Merhabaa! Aslında bugün bölüm yayınlamayacaktım ama doğum günü çocuğunu kıramadım. Mutlu yıllar @suemeyye274 ! Umarım harika bir doğum günü geçirirsin. Ve tabi ki diğer günlerini de... :)):)
FLASHBACK
"Beni deli ediyorsunuz!" Öfkeyle ayağa kalktığımda ikisi de gülüyordu.
"Kızma yenge ya."
"Bana yenge deme."
"Yengesi değil misin ama?"
Jorge'ye dönüp sahte bir gülücük gönderdim.
"Ben gidiyorum."
"Tamam, tamam. Buraya gel. Uslu duracağız."
"Evet, kesinlikle." Jorge Diego'yu onayladığında emin olamayarak da olsa Jorge'nin yanındaki yerime geri oturdum.
İki dakikalık tuhaf sessizliğin ardından Diego gülmesini bastırarak bana döndü. "Melek?"
"Ne var?"
"Senin dönemin ne zaman?"
"Ne?"
"Yani regl dönemin. Bu günlerde mi?"
Tanrım! Kesinlikle kıpkırmızı olmuştum. Jorge'nin gülmemek için yanaklarını ısırdığını biliyordum.
"Diego!"
"Kızma ya. Bizden utanmana da gerek yok ayrıca. Ben bilelim diye dedim. Hadi ben neyse de Jorge bilsin en azından. İşine yarar belki, tartışırsanız ileride falan alttan alır. Ben de öyle yapmaya çalışıyorum."
Kırmızılığım utancımdan olduğu kadar öfkemden de kaynaklanıyordu.
Hızla ayağa kalktım. Zaten en arkada oturduğumuz için sandalyemi geri iterek duvara çarpmam zor olmamıştı. Ve hiçbir şey demeden kapıya yöneldim.
"Cevap vermedin!"
Jorge gülmesine rağmen uyarıcı bir tonda "Diego." derken ben "Kes sesini!" diye bağırmıştım.
—
Karnımın ağrıdığı bir gerçekti. Erkek olmayı dilediğim anlar işte bu anlardı. Ama o zaman Jorge ile beraber olmazdık. Olsaydık, garip ve yine de kesinlikle gerçek aşk olurdu.
Diego ile bu sene de aynı sınıftaydık. Ve hala sıra arkadaşıydık. Bu iyi mi kötü mü bilemiyordum. Beyefendi bu derse girmemişti. Kaçmıştı yani. Bense tüm ders yatmıştım o ayrı mesele. Zaten ders İspanyolcaydı.
Sıkıcı.
Kollarımı sıraya koymuş, kollarımın üstünde yatıyordum. Biri kollarımın arasından tam burnumun önüne bir şey itelediğinde başımı kaldırdım. Ama ışık bir anda fazla gelmişti. Yüzümün şeklini tahmin edebilirsiniz.

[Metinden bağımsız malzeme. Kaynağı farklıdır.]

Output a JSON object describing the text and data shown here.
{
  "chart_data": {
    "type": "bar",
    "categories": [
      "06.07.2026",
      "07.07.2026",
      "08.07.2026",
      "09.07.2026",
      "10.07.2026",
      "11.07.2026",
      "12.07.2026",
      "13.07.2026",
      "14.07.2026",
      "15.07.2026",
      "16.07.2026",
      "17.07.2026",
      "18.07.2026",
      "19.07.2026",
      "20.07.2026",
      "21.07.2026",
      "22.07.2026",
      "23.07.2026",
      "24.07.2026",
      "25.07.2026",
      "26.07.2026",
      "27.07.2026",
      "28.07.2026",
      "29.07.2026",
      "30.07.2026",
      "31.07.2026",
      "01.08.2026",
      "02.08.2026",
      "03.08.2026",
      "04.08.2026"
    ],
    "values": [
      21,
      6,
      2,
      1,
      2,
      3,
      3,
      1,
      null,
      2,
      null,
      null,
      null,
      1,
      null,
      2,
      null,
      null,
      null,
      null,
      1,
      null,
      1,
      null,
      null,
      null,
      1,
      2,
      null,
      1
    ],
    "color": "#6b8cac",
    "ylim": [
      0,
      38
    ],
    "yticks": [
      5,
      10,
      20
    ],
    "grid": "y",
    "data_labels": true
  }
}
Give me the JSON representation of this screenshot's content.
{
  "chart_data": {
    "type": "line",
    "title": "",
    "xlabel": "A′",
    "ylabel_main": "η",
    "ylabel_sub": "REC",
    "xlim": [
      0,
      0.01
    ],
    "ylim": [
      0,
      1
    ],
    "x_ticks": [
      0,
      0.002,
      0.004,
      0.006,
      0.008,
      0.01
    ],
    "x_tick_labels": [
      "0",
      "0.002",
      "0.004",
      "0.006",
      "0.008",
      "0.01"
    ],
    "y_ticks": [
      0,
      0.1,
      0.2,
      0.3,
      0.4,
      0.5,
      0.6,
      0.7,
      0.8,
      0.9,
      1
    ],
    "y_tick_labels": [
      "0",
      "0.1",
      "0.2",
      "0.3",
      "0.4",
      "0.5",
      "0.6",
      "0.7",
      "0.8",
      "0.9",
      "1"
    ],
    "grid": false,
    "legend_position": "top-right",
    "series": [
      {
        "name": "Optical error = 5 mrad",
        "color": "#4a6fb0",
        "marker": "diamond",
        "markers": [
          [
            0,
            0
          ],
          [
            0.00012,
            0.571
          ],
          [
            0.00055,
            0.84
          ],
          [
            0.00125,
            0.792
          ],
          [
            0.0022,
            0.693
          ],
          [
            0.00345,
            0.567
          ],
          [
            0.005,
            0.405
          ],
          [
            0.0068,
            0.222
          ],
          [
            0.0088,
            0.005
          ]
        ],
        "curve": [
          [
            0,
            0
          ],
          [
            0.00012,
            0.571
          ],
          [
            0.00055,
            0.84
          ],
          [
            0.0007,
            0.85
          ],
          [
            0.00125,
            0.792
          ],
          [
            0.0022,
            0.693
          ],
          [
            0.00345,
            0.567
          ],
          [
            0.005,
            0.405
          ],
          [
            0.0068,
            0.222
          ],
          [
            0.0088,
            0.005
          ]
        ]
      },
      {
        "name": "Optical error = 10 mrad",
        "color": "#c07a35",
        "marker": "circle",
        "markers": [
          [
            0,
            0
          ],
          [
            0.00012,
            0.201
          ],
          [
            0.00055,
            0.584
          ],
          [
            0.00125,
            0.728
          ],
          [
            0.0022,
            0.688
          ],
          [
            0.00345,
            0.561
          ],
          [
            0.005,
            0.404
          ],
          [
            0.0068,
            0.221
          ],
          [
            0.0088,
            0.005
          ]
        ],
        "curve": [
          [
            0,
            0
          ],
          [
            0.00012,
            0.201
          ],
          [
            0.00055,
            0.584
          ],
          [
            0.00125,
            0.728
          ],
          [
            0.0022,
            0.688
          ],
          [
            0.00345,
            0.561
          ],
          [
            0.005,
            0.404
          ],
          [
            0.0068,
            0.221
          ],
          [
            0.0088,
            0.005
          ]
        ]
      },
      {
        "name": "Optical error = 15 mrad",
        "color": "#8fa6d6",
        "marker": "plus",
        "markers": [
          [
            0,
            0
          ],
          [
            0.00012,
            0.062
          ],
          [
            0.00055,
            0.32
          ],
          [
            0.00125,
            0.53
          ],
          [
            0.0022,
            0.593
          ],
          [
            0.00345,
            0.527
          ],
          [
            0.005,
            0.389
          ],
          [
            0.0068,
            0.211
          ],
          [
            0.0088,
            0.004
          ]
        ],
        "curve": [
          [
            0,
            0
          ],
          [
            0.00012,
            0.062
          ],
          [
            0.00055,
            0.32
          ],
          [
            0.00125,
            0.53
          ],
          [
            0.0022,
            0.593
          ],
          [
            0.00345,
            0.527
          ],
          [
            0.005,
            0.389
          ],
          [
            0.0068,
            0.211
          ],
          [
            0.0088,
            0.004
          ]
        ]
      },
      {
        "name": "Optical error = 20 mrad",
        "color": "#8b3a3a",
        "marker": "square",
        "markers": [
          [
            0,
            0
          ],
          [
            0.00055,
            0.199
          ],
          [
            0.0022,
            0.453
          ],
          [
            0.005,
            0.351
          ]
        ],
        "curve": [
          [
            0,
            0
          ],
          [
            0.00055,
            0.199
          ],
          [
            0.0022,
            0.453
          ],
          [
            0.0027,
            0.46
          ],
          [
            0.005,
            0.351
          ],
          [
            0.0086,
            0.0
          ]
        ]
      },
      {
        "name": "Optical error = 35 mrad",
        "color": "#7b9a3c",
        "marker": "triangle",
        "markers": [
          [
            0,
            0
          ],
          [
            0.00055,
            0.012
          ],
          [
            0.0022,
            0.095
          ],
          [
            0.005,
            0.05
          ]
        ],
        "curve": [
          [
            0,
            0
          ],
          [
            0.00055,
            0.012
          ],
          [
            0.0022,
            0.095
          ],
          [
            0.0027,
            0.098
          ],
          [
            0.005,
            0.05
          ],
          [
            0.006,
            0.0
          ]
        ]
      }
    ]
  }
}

Jorge gülerek burnumu öptüğünde suratımı daha da buruşturdum.
"Suratsız sevgilim."
Başımı sıraya geri koyduğumda elini saçlarımın arasına koyup yavaşça okşamaya başladı.
"İyi misin?"
Başımı olumlu anlamda salladım.
"Sanırım bu çikolata yeterli gelmedi. Üstelik en sevdiğindendi. Beyaz kısmı çoğunlukta."